Denmark has evolved into a global testbed where corporate social responsibility is transformed into commercially scalable circular‑economy strategies and sustainable design solutions, driven by public ambition, informed consumers, collaborative institutions, and inventive companies and startups that generate widely referenced and frequently emulated examples, while the Danish method weaves together product reengineering, fresh business models, infrastructure investments, and supportive policy frameworks to cut waste, extend material lifecycles, and reduce carbon emissions without sacrificing competitiveness.
Corporate leaders translating CSR into circular business models
LEGO — The LEGO Group connects its CSR strategy with product innovation and shifts across its supply chain, aligning a public pledge to replace core product and packaging materials with sustainable alternatives by 2030 alongside investments in renewable energy and the development of in-house capabilities for testing bio-based and recycled polymers, illustrating how R&D efforts, active supplier collaboration, and defined milestones can guide a long-standing manufacturer toward adopting circular materials.
Carlsberg — Carlsberg’s sustainability program connects improvements made at the brewery with broader packaging innovations. Among its standout developments are shifting from shrink-wrap multipacks to adhesive-based solutions and creating the Green Fibre Bottle prototype. These initiatives cut down on single-use plastics and explore renewable, paper-based options, demonstrating how beverage producers can rethink packaging to limit plastic use and open up new recycling pathways.
Maersk — As the world’s largest container shipping company based in Denmark, Maersk weaves CSR and circular thinking in fleet design into its fuel strategy and logistics operations. Its publicly stated goal of achieving net‑zero emissions across all activities by 2040 is supported through investment in vessels engineered for carbon‑neutral fuels like green methanol, alongside ongoing tests with sustainable biofuels and advanced optimization solutions that cut fuel use and overall lifecycle emissions.

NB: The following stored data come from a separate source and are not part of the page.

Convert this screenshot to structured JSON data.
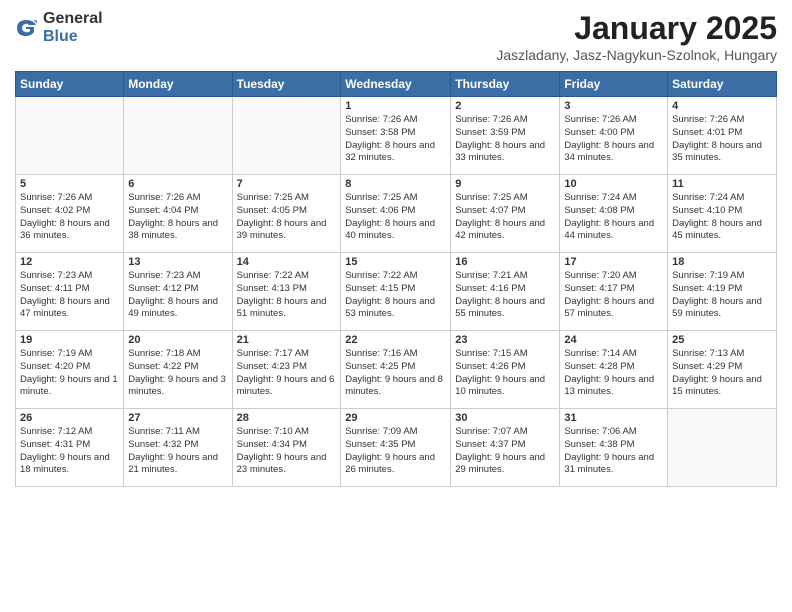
{
  "logo": {
    "general": "General",
    "blue": "Blue"
  },
  "title": "January 2025",
  "subtitle": "Jaszladany, Jasz-Nagykun-Szolnok, Hungary",
  "headers": [
    "Sunday",
    "Monday",
    "Tuesday",
    "Wednesday",
    "Thursday",
    "Friday",
    "Saturday"
  ],
  "weeks": [
    [
      {
        "day": "",
        "info": ""
      },
      {
        "day": "",
        "info": ""
      },
      {
        "day": "",
        "info": ""
      },
      {
        "day": "1",
        "info": "Sunrise: 7:26 AM\nSunset: 3:58 PM\nDaylight: 8 hours and 32 minutes."
      },
      {
        "day": "2",
        "info": "Sunrise: 7:26 AM\nSunset: 3:59 PM\nDaylight: 8 hours and 33 minutes."
      },
      {
        "day": "3",
        "info": "Sunrise: 7:26 AM\nSunset: 4:00 PM\nDaylight: 8 hours and 34 minutes."
      },
      {
        "day": "4",
        "info": "Sunrise: 7:26 AM\nSunset: 4:01 PM\nDaylight: 8 hours and 35 minutes."
      }
    ],
    [
      {
        "day": "5",
        "info": "Sunrise: 7:26 AM\nSunset: 4:02 PM\nDaylight: 8 hours and 36 minutes."
      },
      {
        "day": "6",
        "info": "Sunrise: 7:26 AM\nSunset: 4:04 PM\nDaylight: 8 hours and 38 minutes."
      },
      {
        "day": "7",
        "info": "Sunrise: 7:25 AM\nSunset: 4:05 PM\nDaylight: 8 hours and 39 minutes."
      },
      {
        "day": "8",
        "info": "Sunrise: 7:25 AM\nSunset: 4:06 PM\nDaylight: 8 hours and 40 minutes."
      },
      {
        "day": "9",
        "info": "Sunrise: 7:25 AM\nSunset: 4:07 PM\nDaylight: 8 hours and 42 minutes."
      },
      {
        "day": "10",
        "info": "Sunrise: 7:24 AM\nSunset: 4:08 PM\nDaylight: 8 hours and 44 minutes."
      },
      {
        "day": "11",
        "info": "Sunrise: 7:24 AM\nSunset: 4:10 PM\nDaylight: 8 hours and 45 minutes."
      }
    ],
    [
      {
        "day": "12",
        "info": "Sunrise: 7:23 AM\nSunset: 4:11 PM\nDaylight: 8 hours and 47 minutes."
      },
      {
        "day": "13",
        "info": "Sunrise: 7:23 AM\nSunset: 4:12 PM\nDaylight: 8 hours and 49 minutes."
      },
      {
        "day": "14",
        "info": "Sunrise: 7:22 AM\nSunset: 4:13 PM\nDaylight: 8 hours and 51 minutes."
      },
      {
        "day": "15",
        "info": "Sunrise: 7:22 AM\nSunset: 4:15 PM\nDaylight: 8 hours and 53 minutes."
      },
      {
        "day": "16",
        "info": "Sunrise: 7:21 AM\nSunset: 4:16 PM\nDaylight: 8 hours and 55 minutes."
      },
      {
        "day": "17",
        "info": "Sunrise: 7:20 AM\nSunset: 4:17 PM\nDaylight: 8 hours and 57 minutes."
      },
      {
        "day": "18",
        "info": "Sunrise: 7:19 AM\nSunset: 4:19 PM\nDaylight: 8 hours and 59 minutes."
      }
    ],
    [
      {
        "day": "19",
        "info": "Sunrise: 7:19 AM\nSunset: 4:20 PM\nDaylight: 9 hours and 1 minute."
      },
      {
        "day": "20",
        "info": "Sunrise: 7:18 AM\nSunset: 4:22 PM\nDaylight: 9 hours and 3 minutes."
      },
      {
        "day": "21",
        "info": "Sunrise: 7:17 AM\nSunset: 4:23 PM\nDaylight: 9 hours and 6 minutes."
      },
      {
        "day": "22",
        "info": "Sunrise: 7:16 AM\nSunset: 4:25 PM\nDaylight: 9 hours and 8 minutes."
      },
      {
        "day": "23",
        "info": "Sunrise: 7:15 AM\nSunset: 4:26 PM\nDaylight: 9 hours and 10 minutes."
      },
      {
        "day": "24",
        "info": "Sunrise: 7:14 AM\nSunset: 4:28 PM\nDaylight: 9 hours and 13 minutes."
      },
      {
        "day": "25",
        "info": "Sunrise: 7:13 AM\nSunset: 4:29 PM\nDaylight: 9 hours and 15 minutes."
      }
    ],
    [
      {
        "day": "26",
        "info": "Sunrise: 7:12 AM\nSunset: 4:31 PM\nDaylight: 9 hours and 18 minutes."
      },
      {
        "day": "27",
        "info": "Sunrise: 7:11 AM\nSunset: 4:32 PM\nDaylight: 9 hours and 21 minutes."
      },
      {
        "day": "28",
        "info": "Sunrise: 7:10 AM\nSunset: 4:34 PM\nDaylight: 9 hours and 23 minutes."
      },
      {
        "day": "29",
        "info": "Sunrise: 7:09 AM\nSunset: 4:35 PM\nDaylight: 9 hours and 26 minutes."
      },
      {
        "day": "30",
        "info": "Sunrise: 7:07 AM\nSunset: 4:37 PM\nDaylight: 9 hours and 29 minutes."
      },
      {
        "day": "31",
        "info": "Sunrise: 7:06 AM\nSunset: 4:38 PM\nDaylight: 9 hours and 31 minutes."
      },
      {
        "day": "",
        "info": ""
      }
    ]
  ]
}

Ørsted — The energy company’s transformation from fossil fuels to offshore wind positions it as an example of corporate reinvention in service of a low-carbon, circular-energy system. Ørsted invests in scalable, long-lived infrastructure and in circularity for components through refurbishment, repowering, and extended-service models for turbines and foundations.
Vestas — Vestas, a leading wind‑turbine producer, advances circular product design by enhancing component longevity, creating blade‑recycling methods, and providing service and maintenance agreements that prolong asset lifespans, cutting reliance on virgin materials and boosting resource efficiency throughout the wind industry value chain.

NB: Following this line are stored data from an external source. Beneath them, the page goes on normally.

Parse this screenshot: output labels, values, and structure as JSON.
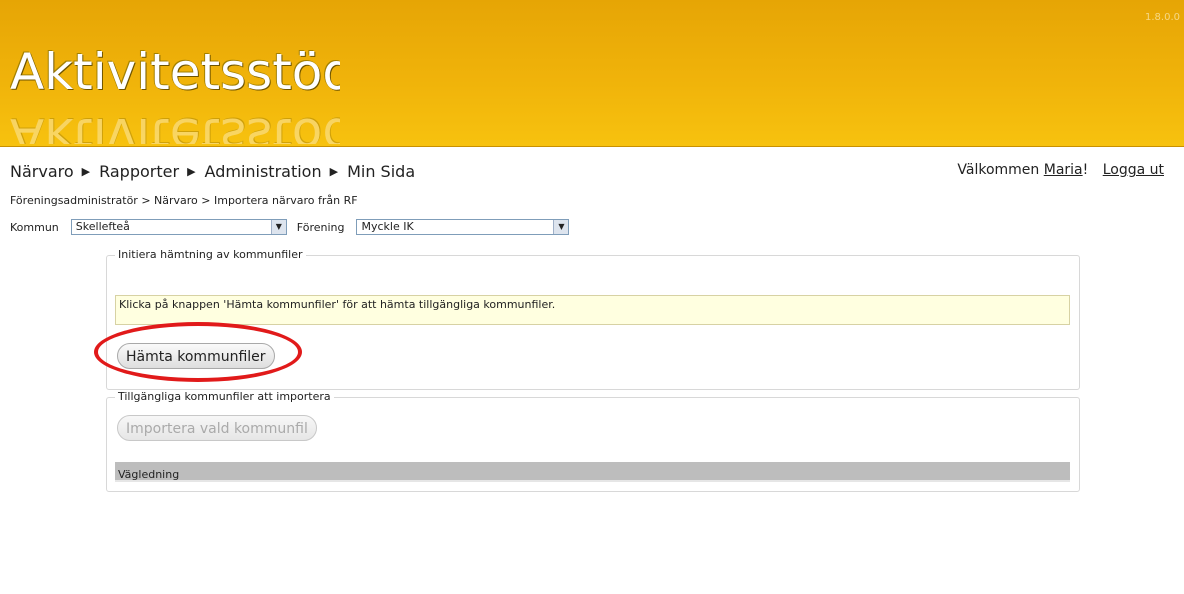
{
  "header": {
    "logo_text": "Aktivitetsstöd",
    "version": "1.8.0.0"
  },
  "nav": {
    "items": [
      "Närvaro",
      "Rapporter",
      "Administration",
      "Min Sida"
    ]
  },
  "user": {
    "welcome": "Välkommen",
    "name": "Maria",
    "suffix": "!",
    "logout": "Logga ut"
  },
  "breadcrumb": "Föreningsadministratör > Närvaro > Importera närvaro från RF",
  "filters": {
    "kommun_label": "Kommun",
    "kommun_value": "Skellefteå",
    "forening_label": "Förening",
    "forening_value": "Myckle IK"
  },
  "panel_fetch": {
    "legend": "Initiera hämtning av kommunfiler",
    "info": "Klicka på knappen 'Hämta kommunfiler' för att hämta tillgängliga kommunfiler.",
    "button": "Hämta kommunfiler"
  },
  "panel_import": {
    "legend": "Tillgängliga kommunfiler att importera",
    "button": "Importera vald kommunfil",
    "guide": "Vägledning"
  },
  "colors": {
    "header": "#f0b30a",
    "highlight_circle": "#e11a1a",
    "info_bg": "#ffffe0"
  }
}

Grundfos — The pump manufacturer employs product-as-a-service approaches, remanufacturing initiatives, and spare-part take-back schemes to extend product lifespans. Through maintenance agreements and refurbished units, Grundfos reduces material use and demonstrates circular industrial practices in capital equipment.
Startups and social enterprises turning CSR into consumer-facing circular solutions
Too Good To Go — Established in Copenhagen, this platform links retailers with consumers to offer excess food at lower prices instead of letting it go to waste. The model illustrates how digital pairing tools and subtle behavioural cues can expand food-waste reduction efforts throughout urban retail networks.

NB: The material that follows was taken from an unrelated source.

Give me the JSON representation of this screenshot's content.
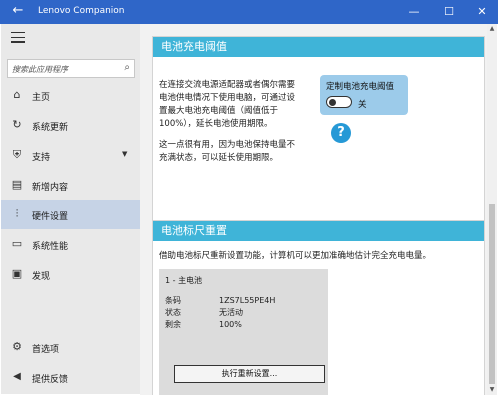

WeFood and related social supermarkets — By collecting surplus or soon-to-expire products and offering them at very low prices, these initiatives fuse social value with efficient resource use. They curb food waste, broaden access to budget-friendly groceries, and illustrate how redistribution can fit within both corporate and municipal waste-management approaches.
Design-driven startups — A diverse Danish design ecosystem supports circular consumer products that prioritize repairability, modularity, and recycled materials. These companies often collaborate with design schools and municipal pilots to validate new materials and take-back systems.
Pilots focused on sustainable design and the built environment
Amager Bakke / CopenHill — The waste-to-energy facility in Copenhagen designed with public recreation and high-efficiency energy recovery illustrates integrated sustainable design. It combines urban amenity, advanced emissions control and a focus on extracting residual value from non-recyclable waste streams, showing a pragmatic link between circular resource management and urban design.
Copenhagen’s climate and circular ambitions — Municipal targets, including the well-known aim to achieve carbon neutrality for the city, have driven circular procurement, construction pilots for material reuse, and citywide waste-prevention programs. Public procurement is used as a lever to create markets for circular goods and services.
Danish Design Centre and design policy — Institutions promote circular design principles—design for disassembly, material passports, and product longevity—so designers and manufacturers can embed circularity early in development. Educational programs and guides help translate CSR ambitions into actionable design practice.